The Darko parents are authority figures, setting the rules of their home and expecting them to be followed,  but their family seems anything but reserved, uptight, or authoritarian.  They are the all-American family, imperfect but in each other's corner.  The family bickers but clearly love each other.  The parents are obviously in love with each other and in love with their children.

Has there been as sympathetic a portrayal of a explicitly conservative or Republican family in the last 40 years?

This is not to say that there are no ideas in the film that may be interpreted as liberal.  But I think it is more noteworthy that the film almost seems pro-conservative for daring to not be anti-conservative.

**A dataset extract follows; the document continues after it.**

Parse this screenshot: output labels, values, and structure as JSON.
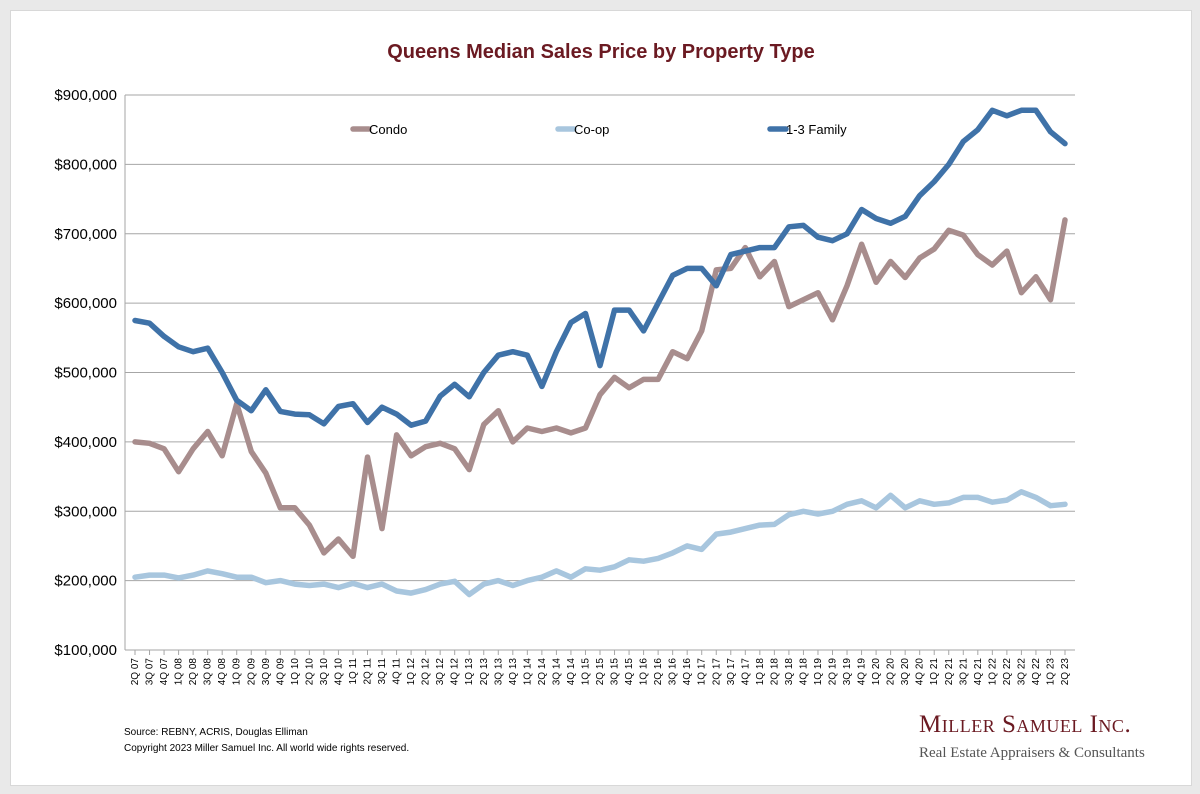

Now, let's consider Adventureland.  Good writing, good acting.  But a more typical, even hackneyed,  political orientation.   The female protagonist (played by Kristin Stewart) goes out of her way to be nasty and humiliating to her stepmother.  You see, she's angry about her mother dying, naturally, and she takes it out on this interloper.  But if you watch the film, this woman is presented as a shallow, materialistic, phony woman -- presented as such in a shallow, superficial way -- and this is part of why our leading lady hates her so.  Gotta hate those money-lovin' Republicans.  If this affluent woman is getting a lot of nasty treatment she probably deserves it.

Another bit of character exposition takes place when she stands up for a socially awkward literature-loving boy that's become part of her circle of theme park friends.  Another girl who works at the park likes making out with and/or sleeping with this geeky kid, but suddenly stops because she doesn't want her Catholic family giving her a hard time about seeing a Jewish boy.  Because she stops seeing him because her family disapproves (instead of a good reason, like finding him too boring or ugly for a long-term relationship), our leading lady confronts this horrible racist and tells her off, and insinuates that maybe someone as bigoted as her hates gays as well.  Yep, probably a gay-basher too.  She formally revokes her friendship with this awful bigot.  You see, this was a dark era before it became popular to shame people out of eating at Chik-fil-A and popular for large corporations to come out in support of same-sex marriage, before schools could force students to watch films that promote alternate family lifestyles without parents' consent.

<spoiler> Now, this female protagonist is falling in love with a boy who is obviously sensitive and has more integrity than the average joe, she knows this, and she continues a torrid affair with a married man anyway.  She is breaking up with this jerk anyway as she is found out, so you know she's not that bad.  She gets forgiven, of course. </spoiler>  But she never has to face her ex-friend and apologize for being a self-righteous phony, because her ex-friend was so much more awful than being a slutty, two-timing phony.  (I said a bad word!  Maybe Obama can call her and ask her how she's holding up!)  There is no resolution after all that self-righteousness.

Life has imitated art, as shortly after making a point of her willingness to make out on with either a man or a woman on live tv (MTV awards?) Kristen Stewart shattered her image of storybook love with Patterson by having a torrid affair with a director on the set of Snow White and the Huntsman.  But I bet she supports all the right causes (i.e. the left causes) in Hollywood.

I wonder if Stewart would have passed up a role in Donnie Darko... it is a little questionable to make Republicans look good, after all. 'Cause if you were watching the 2012 'New Tone in Washington' campaign, you know that Republicans want to make the poor poorer, oppress women and punish women with babies, and hate gay people.  (Thank you, Barry, for your leadership in setting the tone.)